La cama se volvió un espacio compartido de calor y deseo. Nico le abrió las piernas sin ceremonia, y sin dejar de besarle el cuello, la penetró con una fuerza casi impaciente. Ella gritó, fuerte, sin miedo al sonido. Se arqueó debajo de él, con los ojos cerrados y la boca abierta, entregada.
Yo seguía recostado, sintiendo la humedad del cuerpo de Claudia aún sobre mí. Giré hacia ella, la besé. Su boca sabía a todo: a sexo, a vino, a piel viva. Nos besamos lento, profundo, mientras los gemidos de la mujer al lado marcaban el ritmo.
El esposo de ella no participaba… todavía. Se había sentado a un costado, mirándola, con la mirada encendida.

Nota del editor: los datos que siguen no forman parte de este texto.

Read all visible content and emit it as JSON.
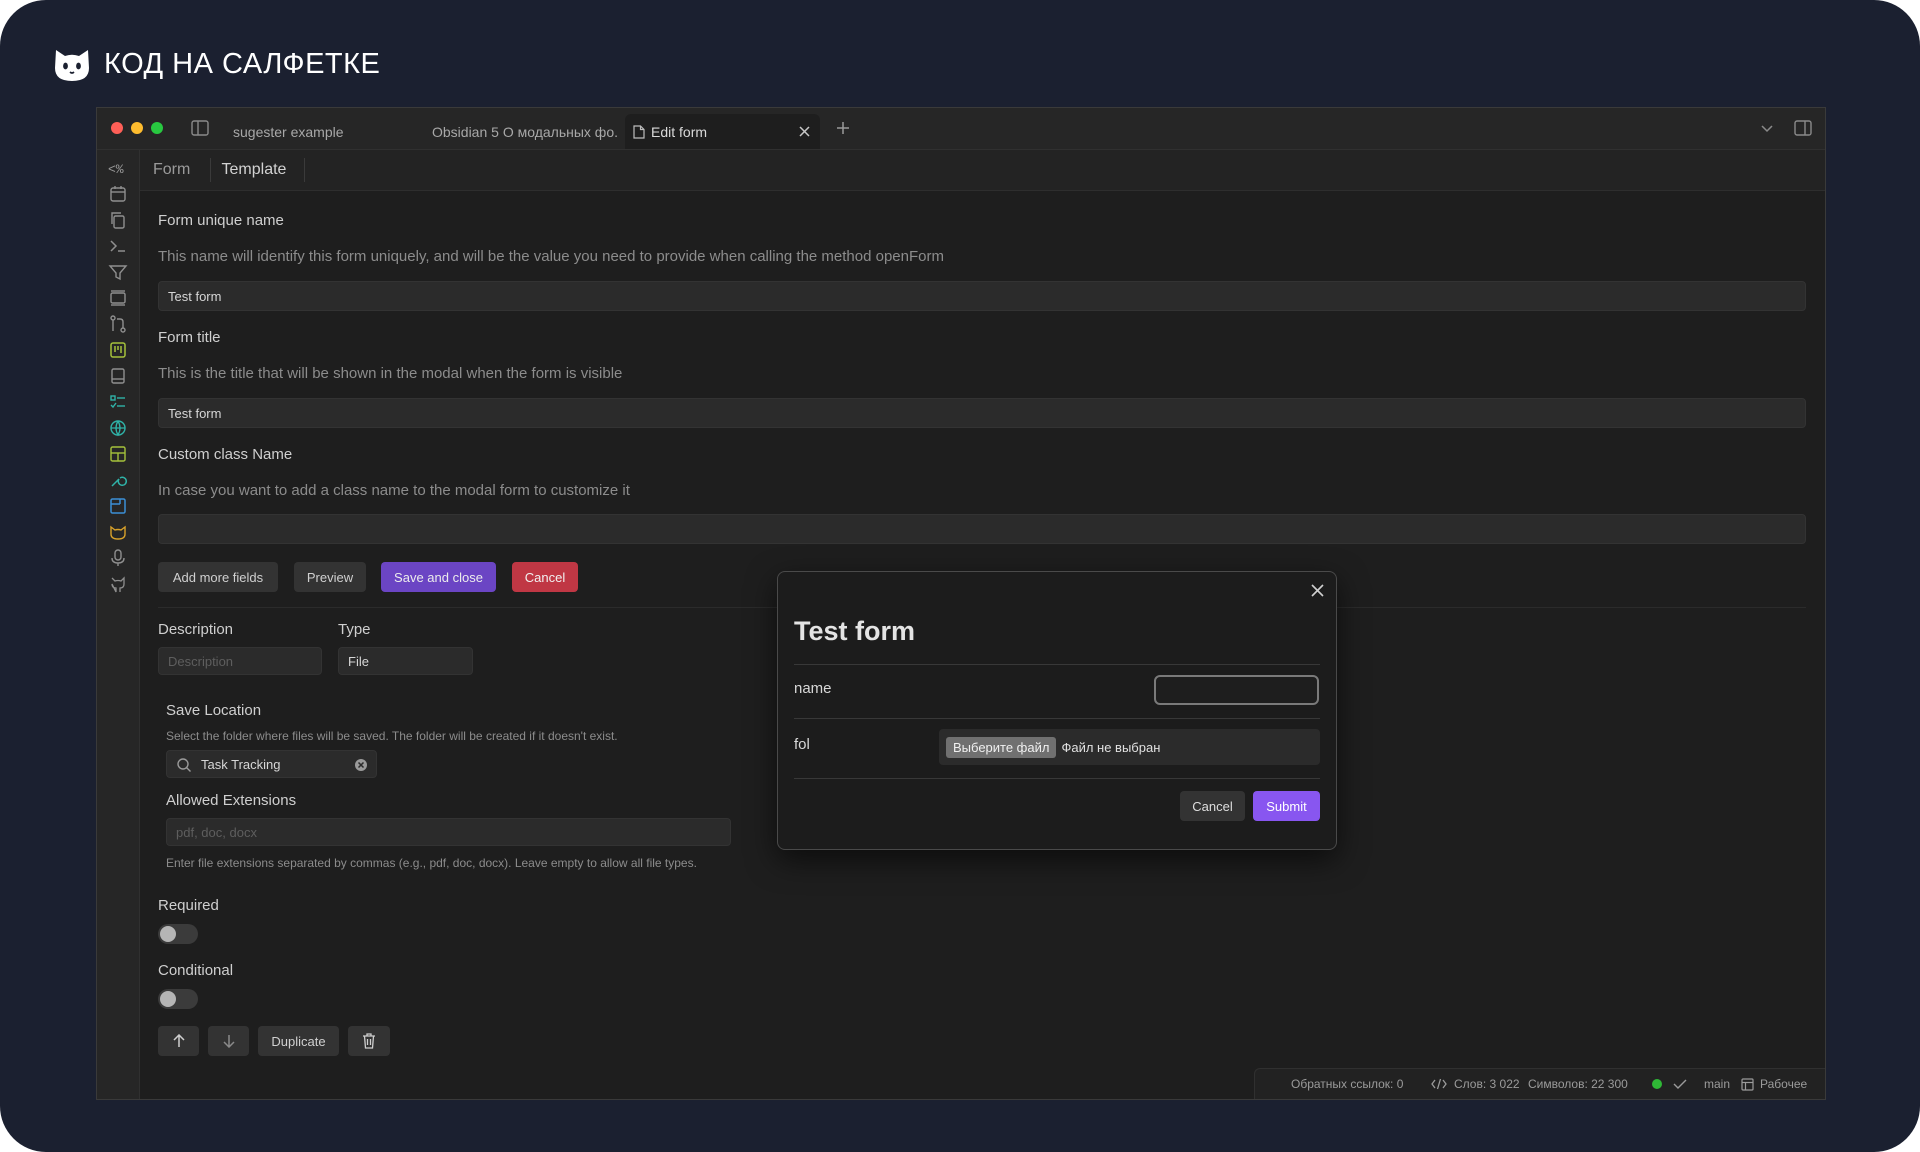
{
  "brand": {
    "title": "КОД НА САЛФЕТКЕ",
    "logo_icon": "cat-icon"
  },
  "tabs": [
    {
      "label": "sugester example"
    },
    {
      "label": "Obsidian 5 О модальных фо..."
    },
    {
      "label": "Edit form"
    }
  ],
  "subtabs": {
    "form": "Form",
    "template": "Template"
  },
  "form": {
    "unique_name_label": "Form unique name",
    "unique_name_desc": "This name will identify this form uniquely, and will be the value you need to provide when calling the method openForm",
    "unique_name_value": "Test form",
    "title_label": "Form title",
    "title_desc": "This is the title that will be shown in the modal when the form is visible",
    "title_value": "Test form",
    "class_label": "Custom class Name",
    "class_desc": "In case you want to add a class name to the modal form to customize it",
    "class_value": ""
  },
  "buttons": {
    "add_more": "Add more fields",
    "preview": "Preview",
    "save_close": "Save and close",
    "cancel": "Cancel"
  },
  "field": {
    "description_label": "Description",
    "description_placeholder": "Description",
    "type_label": "Type",
    "type_value": "File",
    "save_location_label": "Save Location",
    "save_location_desc": "Select the folder where files will be saved. The folder will be created if it doesn't exist.",
    "save_location_value": "Task Tracking",
    "allowed_ext_label": "Allowed Extensions",
    "allowed_ext_placeholder": "pdf, doc, docx",
    "allowed_ext_desc": "Enter file extensions separated by commas (e.g., pdf, doc, docx). Leave empty to allow all file types.",
    "required_label": "Required",
    "required_on": false,
    "conditional_label": "Conditional",
    "conditional_on": false,
    "duplicate_label": "Duplicate"
  },
  "status": {
    "backlinks": "Обратных ссылок: 0",
    "words": "Слов: 3 022",
    "chars": "Символов: 22 300",
    "branch": "main",
    "workspace": "Рабочее"
  },
  "modal": {
    "title": "Test form",
    "name_label": "name",
    "name_value": "",
    "fol_label": "fol",
    "file_button": "Выберите файл",
    "file_status": "Файл не выбран",
    "cancel": "Cancel",
    "submit": "Submit"
  },
  "colors": {
    "accent": "#7c4ddc",
    "danger": "#c03744",
    "submit": "#8856f0"
  }
}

Se tocaba, lentamente, viéndola ser tomada con fuerza por Nico. Claudia se dio cuenta, lo miró, y sonrió.
—¿Te gusta verla así, verdad? —le dijo Claudia con esa voz baja que eriza la piel.
El tipo solo asintió, respirando agitado. Nico lo miró y soltó una frase cargada de lujuria.
—Mírala bien… cómo se come todo. Qué puta rica es tu mujer.
Ella se rió entre gemidos, jadeando, moviéndose contra la cadera de Nico, que no paraba. Yo, ya más suelto, tal vez en confianza, la confianza de la desnudez colectiva, me acerqué a besarla. Fue como tocar una chispa. La mujer me comió la boca sin piedad, con lengua, con hambre. Me agarró de la nuca y me atrajo hacia ella como si me hubiera estado esperando.
Saltaba entre sus labios y los de Claudia, besándolas casi al mismo tiempo, sintiendo ese juego de lenguas, de respiraciones entrecortadas, ese vaivén caliente de bocas que no se hartan.
La mujer, entre gemidos, me buscó con la mano y me acarició por encima. Agarró mi verga con fuerza, demostrando un control que me era nuevo. Me tocó firme, segura. Su palma cerrada, caliente, se movía sobre mí pene con una urgencia que me sacaba el aire. Claudia no se quedó atrás. Se sentó, me besó despacio, y luego, sin decir nada, se colocó sobre mi rostro.
Me llenó la cara con su humedad, con su aroma. Se meneaba lento, con la concha mojada deslizándose sobre mi lengua, mientras jadeaba mi nombre con dulzura. Yo me perdí ahí, entre sus muslos, saboreándola, sintiéndola fluir sin filtro.
La otra mujer jadeaba cada vez más fuerte, me pedía besos mojados, me tomaba la cabeza y me compartía el sabor de Claudia entre besos feroces. Mis caderas palpitaban. Su mano me apretaba cada vez con más ritmo, con más fuerza. Todo era calor, humedad, suspiros, gritos suaves, placer desenfrenado.
—Dame tu leche… —gimió de pronto, casi ahogada, entre jadeos y saliva.
Claudia se levantó de mi rostro con una sonrisa entrecortada.
—Dásela toda —me dijo, mirándome con esa chispa que mezcla ternura y deseo... un poco de celo también.
Me incorporé, todavía tambaleando por el placer. Vi a Nico y al esposo de la mujer ya masturbándose cerca de ella. Sus ojos brillaban, las respiraciones rápidas, los puños apretados sobre sus miembros. Me uní a ellos, rodeando a esa mujer que ahora estaba tendida, con el cuerpo tenso, pidiendo más.
En segundos, los tres nos vinimos. Los chorros cayeron calientes sobre su torso, empapando sus pechos pequeños y firmes, salpicando sus mejillas, su vientre, sus brazos. Ella cerró los ojos y soltó una carcajada dulce, satisfecha, sucia y feliz.
—Qué delicia… gracias, muchachos —dijo, con esa sonrisa que no se olvida.
Claudia se acercó a mí con una toalla. Me limpió con cuidado, como quien limpia un tesoro, y me besó suave, lenta, con el mismo fuego de antes.
—¿Tendrás también para mí… no?
Y ahí supe que la noche estaba lejos de terminar.